The film celebrates her dedication and what she learned leading up to and during that 52 hours and 54 minutes in the water.
“One, we should never, ever give up. Two, we’re never too old to chase our dreams. Three, it looks like a solitary sport, but it takes a team,” Nyad told a cheering crowd in Key West after she set foot on the beach in 2013, portrayed in the film by actors, followed by actual footage of the event.
The team supporting her numbered more than 30 people, including experts on navigation, weather, sharks and nutrition, and her personal coach and friend, Bonnie Stoll, portrayed in the film by Jodie Foster.
Nyad’s search for a suitable boat to accompany her on her swim led to Coral Island Yachts, which built Voyager I and recommended it for the project.
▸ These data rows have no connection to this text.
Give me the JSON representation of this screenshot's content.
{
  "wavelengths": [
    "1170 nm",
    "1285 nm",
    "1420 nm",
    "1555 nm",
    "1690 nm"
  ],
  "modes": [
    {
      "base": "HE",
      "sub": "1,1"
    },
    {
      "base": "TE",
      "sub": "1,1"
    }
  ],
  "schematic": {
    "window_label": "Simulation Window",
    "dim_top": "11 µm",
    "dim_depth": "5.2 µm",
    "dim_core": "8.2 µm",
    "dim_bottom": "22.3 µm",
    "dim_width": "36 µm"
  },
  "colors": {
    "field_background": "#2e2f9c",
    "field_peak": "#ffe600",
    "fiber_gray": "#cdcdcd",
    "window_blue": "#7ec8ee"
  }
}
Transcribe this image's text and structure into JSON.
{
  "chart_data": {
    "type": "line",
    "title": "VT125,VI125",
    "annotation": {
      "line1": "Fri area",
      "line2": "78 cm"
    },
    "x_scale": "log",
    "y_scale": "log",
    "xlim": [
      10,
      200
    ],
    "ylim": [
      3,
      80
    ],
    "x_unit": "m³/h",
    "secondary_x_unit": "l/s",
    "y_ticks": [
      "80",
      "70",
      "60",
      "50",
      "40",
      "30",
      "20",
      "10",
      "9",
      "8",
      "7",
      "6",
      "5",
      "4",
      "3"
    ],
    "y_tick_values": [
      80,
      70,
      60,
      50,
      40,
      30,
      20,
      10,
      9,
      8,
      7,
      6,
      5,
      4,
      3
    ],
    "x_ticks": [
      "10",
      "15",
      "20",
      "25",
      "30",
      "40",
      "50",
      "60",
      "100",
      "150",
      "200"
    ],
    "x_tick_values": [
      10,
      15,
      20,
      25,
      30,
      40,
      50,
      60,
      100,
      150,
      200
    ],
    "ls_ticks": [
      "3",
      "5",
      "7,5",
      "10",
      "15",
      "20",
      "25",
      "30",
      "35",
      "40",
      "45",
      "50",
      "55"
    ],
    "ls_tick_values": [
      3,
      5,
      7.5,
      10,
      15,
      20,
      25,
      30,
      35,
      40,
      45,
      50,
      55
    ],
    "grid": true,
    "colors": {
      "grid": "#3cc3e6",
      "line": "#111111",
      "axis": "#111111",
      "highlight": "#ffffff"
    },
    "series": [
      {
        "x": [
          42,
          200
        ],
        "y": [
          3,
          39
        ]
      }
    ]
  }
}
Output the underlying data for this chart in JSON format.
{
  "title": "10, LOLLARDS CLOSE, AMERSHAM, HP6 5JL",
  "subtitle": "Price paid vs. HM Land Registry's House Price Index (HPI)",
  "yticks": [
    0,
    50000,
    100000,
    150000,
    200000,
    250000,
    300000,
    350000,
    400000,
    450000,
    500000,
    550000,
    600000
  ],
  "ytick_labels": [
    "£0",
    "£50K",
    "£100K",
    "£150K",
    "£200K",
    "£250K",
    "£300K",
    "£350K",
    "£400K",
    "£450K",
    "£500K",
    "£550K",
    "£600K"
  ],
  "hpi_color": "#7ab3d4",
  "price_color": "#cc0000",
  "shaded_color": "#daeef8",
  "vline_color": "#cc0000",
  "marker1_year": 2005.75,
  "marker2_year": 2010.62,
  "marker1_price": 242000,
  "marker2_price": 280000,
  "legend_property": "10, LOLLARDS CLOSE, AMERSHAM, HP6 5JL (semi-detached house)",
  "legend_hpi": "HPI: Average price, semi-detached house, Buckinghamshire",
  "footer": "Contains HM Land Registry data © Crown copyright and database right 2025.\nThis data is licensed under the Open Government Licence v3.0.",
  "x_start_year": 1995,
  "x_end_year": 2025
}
Team member Dee Brady, who captained Voyager I during Nyad’s training and final swim, is a former sales assistant with The Anna Maria Island Sun, which interviewed Nyad in 2010.
Nyad began training in local Tampa Bay and Gulf of Mexico waters in 2010 for her first try for the swim in 33 years.
During a long-distance swim, thoughts become as deep as the ocean below, she said.
“You’re lucid,” she said, “but you drift off into deep philosophical places. ‘What is the meaning of life?’ ‘Is there a God?’ ‘What am I doing with my life?’ ”
The Florida native said she chose to make the swim from Cuba to Key West because of the “magical history between Cuba and the U.S.”
Relatively few Americans visit Cuba under U.S.-imposed travel restrictions, but the swim was personal, not political, she told The Sun.
“I didn’t make it all those years ago,” Nyad said.